Lo dinyatakan bersalah oleh hakim pada Februari lalu, karena membunuh seorang ayah, Bacchus Marsh Paul Hogan, setelah memanipulasi mantan rekannya untuk melakukan pembunuhan pada Mei 2016.
Lo menghasut Daniel Duhovic, untuk membunuh pria berusia 48 tahun itu, mengambil langkah-langkah yang oleh jaksa digambarkan sangat manipulatif dan benar-benar tidak jujur.
Hakim Paul Coghlan pada hari Jumat, 3 Mei 2019, menghukum Lo dengan masa bebas bersyarat 17 tahun.
Dia mengatakan, Lo didengar oleh banyak orang dalam beberapa minggu sebelum pembunuhan Hogan, mengatakan dia menginginkannya mati, termasuk dalam sebuah pesan ke Duhovic.
"Jangan bicara hal-hal konyol," ujar Duhovic.
"Tidak, aku benar-benar ingin dia mati," jawab wanita Asia ini.
Lo juga menyebut Mr Hogan sebagai 'itu' dalam pesan-pesan itu dan memberi tahu Duhovic, bahwa Hogan telah memukulnya, berulang kali memperkosanya dan mengancam putrinya.
Lo dan Mr Hogan telah bertemu dengan seorang selebran sehari sebelum pembunuhannya, ketika dia mencari pernikahan yang memungkinkan dia untuk tinggal di Australia.
Pada 24 Mei, setelah menuduh Mr Hogan telah berulang kali menyerangnya, dia menghubungi Duhovic dan memperingatkannya untuk hati-hati, dia mendapat kesaksian, kemudian meninggalkan rumah sekarang dengan saksi.
Lo mengarahkan Duhovic ke tempat Mr Hogan berada, di belakang sebuah van.
Di situ, Duhovic menemkan Hogan di kepala dari jarak dekat.
Duhovic dan Lo melarikan diri setelah penembakan. Dia mengambil pistol untuk menghilangkan jejak, dan dia menghapus riwayat pesan dari ponselnya, namun gagal.
Dia pergi ke rumah sakit dan diwawancarai oleh polisi tentang klaim pemerkosaannya, dan dugaan ancaman untuk membunuhnya dan keluarganya di Hong Kong.
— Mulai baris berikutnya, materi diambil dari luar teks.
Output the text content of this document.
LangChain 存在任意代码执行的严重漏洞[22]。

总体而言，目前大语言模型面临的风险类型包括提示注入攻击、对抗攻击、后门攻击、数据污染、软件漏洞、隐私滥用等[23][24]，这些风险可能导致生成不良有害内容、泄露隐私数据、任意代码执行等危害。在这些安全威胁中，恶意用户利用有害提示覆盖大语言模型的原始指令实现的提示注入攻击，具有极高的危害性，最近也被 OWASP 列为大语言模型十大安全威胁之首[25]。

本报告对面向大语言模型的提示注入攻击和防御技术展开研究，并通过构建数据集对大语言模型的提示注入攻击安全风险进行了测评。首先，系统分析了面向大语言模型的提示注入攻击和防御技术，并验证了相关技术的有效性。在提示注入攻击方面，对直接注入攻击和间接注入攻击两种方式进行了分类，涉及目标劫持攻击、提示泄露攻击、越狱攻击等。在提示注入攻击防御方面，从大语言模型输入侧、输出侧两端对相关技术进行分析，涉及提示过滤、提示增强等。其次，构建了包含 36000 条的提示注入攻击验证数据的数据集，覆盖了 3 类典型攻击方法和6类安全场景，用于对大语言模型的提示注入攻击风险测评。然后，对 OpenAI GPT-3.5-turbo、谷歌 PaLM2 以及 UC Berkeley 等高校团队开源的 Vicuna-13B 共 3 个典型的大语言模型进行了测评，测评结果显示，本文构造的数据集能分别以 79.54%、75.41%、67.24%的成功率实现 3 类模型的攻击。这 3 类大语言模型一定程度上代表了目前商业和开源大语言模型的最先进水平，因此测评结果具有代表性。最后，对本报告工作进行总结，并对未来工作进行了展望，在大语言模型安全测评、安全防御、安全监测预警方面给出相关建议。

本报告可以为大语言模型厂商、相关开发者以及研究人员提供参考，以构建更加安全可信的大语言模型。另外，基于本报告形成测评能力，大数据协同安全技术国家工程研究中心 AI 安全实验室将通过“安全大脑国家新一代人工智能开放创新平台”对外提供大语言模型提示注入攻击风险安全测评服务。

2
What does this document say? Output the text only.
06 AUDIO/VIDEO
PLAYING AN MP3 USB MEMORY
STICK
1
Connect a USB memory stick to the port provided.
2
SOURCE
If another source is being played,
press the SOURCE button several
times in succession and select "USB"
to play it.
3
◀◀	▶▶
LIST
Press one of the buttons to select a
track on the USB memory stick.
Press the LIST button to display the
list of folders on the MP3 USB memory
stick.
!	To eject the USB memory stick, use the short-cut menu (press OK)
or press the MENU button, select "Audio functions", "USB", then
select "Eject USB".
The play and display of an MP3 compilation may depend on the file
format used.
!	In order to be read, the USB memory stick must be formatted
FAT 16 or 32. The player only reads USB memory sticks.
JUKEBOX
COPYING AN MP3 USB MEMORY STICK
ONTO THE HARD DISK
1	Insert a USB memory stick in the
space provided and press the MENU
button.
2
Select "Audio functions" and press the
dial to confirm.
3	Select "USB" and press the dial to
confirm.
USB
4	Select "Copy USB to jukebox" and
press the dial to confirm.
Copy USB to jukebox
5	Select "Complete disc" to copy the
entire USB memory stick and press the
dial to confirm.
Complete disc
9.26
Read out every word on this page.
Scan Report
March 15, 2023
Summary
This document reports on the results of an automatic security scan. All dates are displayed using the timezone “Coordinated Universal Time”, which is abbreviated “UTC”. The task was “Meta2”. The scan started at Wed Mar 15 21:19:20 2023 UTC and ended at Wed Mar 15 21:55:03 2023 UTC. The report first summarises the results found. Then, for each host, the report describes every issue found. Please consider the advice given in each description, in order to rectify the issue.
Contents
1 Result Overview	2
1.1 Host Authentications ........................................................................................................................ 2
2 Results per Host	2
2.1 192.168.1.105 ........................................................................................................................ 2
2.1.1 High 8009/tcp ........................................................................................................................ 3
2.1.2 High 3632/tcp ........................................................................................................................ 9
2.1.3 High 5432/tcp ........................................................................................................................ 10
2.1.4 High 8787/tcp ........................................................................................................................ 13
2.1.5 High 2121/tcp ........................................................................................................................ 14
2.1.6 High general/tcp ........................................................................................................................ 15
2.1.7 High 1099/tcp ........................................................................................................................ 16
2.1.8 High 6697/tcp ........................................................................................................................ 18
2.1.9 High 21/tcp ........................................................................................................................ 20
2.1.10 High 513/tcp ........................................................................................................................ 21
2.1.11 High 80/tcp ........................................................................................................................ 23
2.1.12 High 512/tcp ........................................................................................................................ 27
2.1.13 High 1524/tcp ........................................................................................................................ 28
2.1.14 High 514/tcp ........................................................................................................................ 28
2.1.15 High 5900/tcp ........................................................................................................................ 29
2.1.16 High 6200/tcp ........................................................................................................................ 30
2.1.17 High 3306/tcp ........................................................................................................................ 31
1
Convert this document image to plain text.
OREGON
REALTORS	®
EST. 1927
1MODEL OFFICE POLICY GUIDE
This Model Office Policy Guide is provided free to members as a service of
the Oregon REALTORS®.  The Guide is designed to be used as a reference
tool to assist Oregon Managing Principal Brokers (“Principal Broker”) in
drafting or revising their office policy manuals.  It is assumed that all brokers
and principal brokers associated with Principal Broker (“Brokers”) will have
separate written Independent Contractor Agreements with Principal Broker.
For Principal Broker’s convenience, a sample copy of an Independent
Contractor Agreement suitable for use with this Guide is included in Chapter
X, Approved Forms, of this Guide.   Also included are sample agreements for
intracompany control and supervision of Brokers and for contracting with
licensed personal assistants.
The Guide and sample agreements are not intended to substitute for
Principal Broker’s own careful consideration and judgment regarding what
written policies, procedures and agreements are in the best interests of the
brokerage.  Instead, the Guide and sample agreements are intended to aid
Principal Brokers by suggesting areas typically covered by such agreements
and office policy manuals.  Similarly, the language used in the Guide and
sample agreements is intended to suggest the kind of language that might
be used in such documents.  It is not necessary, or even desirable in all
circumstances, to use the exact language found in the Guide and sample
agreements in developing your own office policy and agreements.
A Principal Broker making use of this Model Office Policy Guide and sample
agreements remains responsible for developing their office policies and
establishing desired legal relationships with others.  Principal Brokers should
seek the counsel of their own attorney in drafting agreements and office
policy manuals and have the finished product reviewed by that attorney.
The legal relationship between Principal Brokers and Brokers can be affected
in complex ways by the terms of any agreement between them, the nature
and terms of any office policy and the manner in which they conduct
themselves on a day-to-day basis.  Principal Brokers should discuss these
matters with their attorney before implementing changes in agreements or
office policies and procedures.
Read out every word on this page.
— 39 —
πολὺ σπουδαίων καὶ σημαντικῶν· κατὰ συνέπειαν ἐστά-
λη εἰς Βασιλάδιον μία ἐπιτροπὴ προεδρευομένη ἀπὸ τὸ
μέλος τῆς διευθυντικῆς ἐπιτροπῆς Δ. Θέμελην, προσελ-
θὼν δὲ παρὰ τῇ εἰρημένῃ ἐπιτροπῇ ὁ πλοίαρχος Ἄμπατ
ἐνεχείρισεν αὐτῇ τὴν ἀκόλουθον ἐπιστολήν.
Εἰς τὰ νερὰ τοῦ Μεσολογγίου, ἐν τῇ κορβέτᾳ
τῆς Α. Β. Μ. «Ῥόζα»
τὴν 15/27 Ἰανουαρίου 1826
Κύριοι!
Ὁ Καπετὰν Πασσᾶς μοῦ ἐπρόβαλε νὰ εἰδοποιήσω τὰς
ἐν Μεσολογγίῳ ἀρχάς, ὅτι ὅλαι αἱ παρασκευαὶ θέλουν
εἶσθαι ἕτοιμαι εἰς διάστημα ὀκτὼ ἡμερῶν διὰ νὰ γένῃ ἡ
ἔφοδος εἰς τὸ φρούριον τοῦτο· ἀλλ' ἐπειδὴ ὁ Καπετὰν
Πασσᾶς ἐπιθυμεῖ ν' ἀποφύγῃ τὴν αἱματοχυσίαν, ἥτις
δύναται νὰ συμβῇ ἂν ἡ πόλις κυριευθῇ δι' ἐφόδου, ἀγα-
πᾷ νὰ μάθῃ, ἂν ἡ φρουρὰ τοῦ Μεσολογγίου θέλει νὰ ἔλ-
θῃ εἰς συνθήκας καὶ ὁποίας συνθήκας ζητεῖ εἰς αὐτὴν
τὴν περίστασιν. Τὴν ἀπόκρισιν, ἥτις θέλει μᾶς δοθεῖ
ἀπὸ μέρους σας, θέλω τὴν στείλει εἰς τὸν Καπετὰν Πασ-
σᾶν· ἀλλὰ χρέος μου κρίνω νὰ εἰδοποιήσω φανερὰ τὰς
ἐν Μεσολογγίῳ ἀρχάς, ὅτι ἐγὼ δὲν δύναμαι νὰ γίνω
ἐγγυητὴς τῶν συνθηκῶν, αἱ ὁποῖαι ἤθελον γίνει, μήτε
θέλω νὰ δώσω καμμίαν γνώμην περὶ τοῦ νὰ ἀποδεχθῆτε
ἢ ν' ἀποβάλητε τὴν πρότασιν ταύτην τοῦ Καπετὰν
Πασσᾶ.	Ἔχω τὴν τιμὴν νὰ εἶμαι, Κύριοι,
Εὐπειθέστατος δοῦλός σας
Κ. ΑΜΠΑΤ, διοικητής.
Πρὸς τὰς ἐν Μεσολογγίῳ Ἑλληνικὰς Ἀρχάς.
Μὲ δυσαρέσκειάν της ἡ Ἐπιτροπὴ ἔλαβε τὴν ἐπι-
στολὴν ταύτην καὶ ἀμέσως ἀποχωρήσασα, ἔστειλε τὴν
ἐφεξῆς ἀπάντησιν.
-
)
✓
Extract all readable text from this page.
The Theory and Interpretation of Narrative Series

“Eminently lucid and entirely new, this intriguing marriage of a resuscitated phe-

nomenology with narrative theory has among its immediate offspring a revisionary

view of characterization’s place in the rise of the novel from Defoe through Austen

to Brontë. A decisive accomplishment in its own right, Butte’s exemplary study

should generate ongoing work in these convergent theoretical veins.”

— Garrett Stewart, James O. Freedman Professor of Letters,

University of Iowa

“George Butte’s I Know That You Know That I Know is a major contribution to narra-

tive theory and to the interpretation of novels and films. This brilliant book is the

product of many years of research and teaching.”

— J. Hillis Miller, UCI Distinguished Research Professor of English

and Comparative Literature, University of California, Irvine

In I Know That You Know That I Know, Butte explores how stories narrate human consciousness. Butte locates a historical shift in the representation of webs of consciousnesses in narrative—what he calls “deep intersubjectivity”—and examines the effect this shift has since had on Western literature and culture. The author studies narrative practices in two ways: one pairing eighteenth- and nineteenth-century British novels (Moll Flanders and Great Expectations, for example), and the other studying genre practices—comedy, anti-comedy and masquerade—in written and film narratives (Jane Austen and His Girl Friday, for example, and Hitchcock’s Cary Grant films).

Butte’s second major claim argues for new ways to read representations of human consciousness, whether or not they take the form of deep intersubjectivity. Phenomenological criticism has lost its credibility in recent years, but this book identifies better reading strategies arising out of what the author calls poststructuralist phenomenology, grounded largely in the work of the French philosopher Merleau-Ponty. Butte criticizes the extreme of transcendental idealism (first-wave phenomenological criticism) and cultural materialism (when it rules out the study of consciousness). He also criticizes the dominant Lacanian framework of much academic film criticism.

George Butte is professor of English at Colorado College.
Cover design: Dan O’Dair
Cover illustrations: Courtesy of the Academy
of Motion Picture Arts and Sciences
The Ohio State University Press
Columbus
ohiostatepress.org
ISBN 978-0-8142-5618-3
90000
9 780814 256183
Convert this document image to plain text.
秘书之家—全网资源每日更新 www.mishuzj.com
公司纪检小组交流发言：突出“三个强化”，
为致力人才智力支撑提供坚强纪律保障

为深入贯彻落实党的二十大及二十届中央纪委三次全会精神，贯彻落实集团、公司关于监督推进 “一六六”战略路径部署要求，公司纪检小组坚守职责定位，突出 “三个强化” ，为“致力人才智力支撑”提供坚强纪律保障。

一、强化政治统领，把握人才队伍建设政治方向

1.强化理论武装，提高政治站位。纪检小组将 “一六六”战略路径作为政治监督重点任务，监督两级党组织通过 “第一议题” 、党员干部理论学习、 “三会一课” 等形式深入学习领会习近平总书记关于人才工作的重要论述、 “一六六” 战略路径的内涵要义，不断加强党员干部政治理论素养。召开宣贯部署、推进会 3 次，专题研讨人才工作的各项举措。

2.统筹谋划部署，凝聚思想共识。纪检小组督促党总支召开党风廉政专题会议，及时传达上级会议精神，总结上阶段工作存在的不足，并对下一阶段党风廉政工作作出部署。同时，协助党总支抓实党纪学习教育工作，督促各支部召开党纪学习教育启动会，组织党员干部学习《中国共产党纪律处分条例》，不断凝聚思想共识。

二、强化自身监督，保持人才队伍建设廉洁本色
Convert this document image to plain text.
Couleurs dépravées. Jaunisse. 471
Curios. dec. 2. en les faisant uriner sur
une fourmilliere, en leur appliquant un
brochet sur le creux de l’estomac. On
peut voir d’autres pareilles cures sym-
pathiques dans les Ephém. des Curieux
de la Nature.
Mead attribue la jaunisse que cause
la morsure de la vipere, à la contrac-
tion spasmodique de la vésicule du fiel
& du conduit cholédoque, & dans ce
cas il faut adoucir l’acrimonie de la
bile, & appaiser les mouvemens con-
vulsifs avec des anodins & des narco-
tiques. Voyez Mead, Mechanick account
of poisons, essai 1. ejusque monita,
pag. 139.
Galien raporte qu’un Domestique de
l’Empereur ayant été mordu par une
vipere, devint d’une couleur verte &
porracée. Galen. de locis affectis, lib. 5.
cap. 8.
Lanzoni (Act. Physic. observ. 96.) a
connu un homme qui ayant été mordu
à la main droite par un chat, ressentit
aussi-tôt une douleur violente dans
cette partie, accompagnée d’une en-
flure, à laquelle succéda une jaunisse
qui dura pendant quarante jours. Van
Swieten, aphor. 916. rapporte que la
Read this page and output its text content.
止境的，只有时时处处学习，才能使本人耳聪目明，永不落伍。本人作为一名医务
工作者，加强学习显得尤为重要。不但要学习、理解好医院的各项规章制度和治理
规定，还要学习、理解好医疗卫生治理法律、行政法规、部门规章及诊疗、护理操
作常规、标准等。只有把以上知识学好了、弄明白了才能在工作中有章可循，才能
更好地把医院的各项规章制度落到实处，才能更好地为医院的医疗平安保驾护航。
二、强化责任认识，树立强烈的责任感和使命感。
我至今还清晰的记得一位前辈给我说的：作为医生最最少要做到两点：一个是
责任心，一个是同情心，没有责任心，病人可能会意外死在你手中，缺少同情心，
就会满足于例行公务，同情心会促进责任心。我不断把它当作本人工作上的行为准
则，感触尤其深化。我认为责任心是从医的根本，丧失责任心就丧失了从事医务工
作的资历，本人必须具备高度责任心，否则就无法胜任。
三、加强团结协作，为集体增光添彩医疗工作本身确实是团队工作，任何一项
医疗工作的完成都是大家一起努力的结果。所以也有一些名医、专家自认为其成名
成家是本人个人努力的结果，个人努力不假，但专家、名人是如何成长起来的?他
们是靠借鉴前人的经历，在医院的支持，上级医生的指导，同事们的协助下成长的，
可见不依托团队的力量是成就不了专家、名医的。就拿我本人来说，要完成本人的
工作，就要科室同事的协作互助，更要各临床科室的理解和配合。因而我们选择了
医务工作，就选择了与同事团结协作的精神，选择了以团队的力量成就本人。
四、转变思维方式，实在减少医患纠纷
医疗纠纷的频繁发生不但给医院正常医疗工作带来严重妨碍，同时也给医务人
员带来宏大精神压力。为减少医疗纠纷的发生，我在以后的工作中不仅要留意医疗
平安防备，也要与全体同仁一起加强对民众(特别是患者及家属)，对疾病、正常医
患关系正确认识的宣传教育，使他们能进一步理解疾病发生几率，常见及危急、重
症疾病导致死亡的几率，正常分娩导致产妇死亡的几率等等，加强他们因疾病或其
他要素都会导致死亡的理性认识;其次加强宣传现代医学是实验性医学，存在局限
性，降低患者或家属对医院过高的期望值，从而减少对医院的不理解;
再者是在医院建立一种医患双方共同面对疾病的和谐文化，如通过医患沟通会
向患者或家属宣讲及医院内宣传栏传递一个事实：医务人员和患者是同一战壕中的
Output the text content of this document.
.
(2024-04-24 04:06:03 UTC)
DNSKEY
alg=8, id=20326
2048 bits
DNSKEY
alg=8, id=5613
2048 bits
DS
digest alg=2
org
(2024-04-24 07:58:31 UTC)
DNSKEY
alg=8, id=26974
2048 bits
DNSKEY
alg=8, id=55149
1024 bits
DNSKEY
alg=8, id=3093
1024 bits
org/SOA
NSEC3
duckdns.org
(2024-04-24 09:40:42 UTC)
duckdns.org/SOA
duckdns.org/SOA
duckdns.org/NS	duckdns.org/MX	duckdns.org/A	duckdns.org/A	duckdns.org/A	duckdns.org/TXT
Lo membantah mengetahui kematian Hogan.
"Sederhananya, Anda mencoba berbohong karena keterlibatan Anda dalam kejahatan ini," kata hakim.
Lo kemudian mengaku berbohong tentang tidak pernah rela berhubungan seks dengan Mr Hogan, dan tentang terakhir kali dia melihatnya, dan mengaku bersalah atas sumpah palsu.
Hakim Coghlan menerima bahwa hubungan itu kacau, tetapi Lo tidak diperkosa.
"Aku puas kamu orang yang sangat manipulatif," katanya.
Dia mengatakan sementara Lo bukan penembak, dia adalah kekuatan pendorong.
Ibu Hogan, Val Hogan, menangis di pengadilan saat hakim menggambarkan pembunuhan tanpa tujuan.
Di luar pengadilan, dia mengatakan hukuman itu adalah yang terbaik yang bisa dia harapkan.
"Dia adalah biang keladi, dia sangat berbohong," katanya.
"Aku harus hidup dengan ini selama sisa hidupku. Saya tidak keluar bersyarat," ujarnya.
Ayah korban Alan Hogan menyambut baik hukuman itu.
"Dia adalah orang kecil yang egois dan dia akan dihukum untuk waktu yang lama," katanya.
Duhovic (36), sedang menjalani hukuman maksimal 15 tahun dan tiga bulan, menurut laporan berita ABC .
Dia mengaku bersalah membunuh Hogan dengan menembaknya pada jarak dekat.
Duhovic dan Lo bertukar 216 pesan teks pada hari menjelang pembunuhan, ketika dia berulang kali mendorong Duhovic untuk membunuhnya. Demikian terungkap di pengadilan.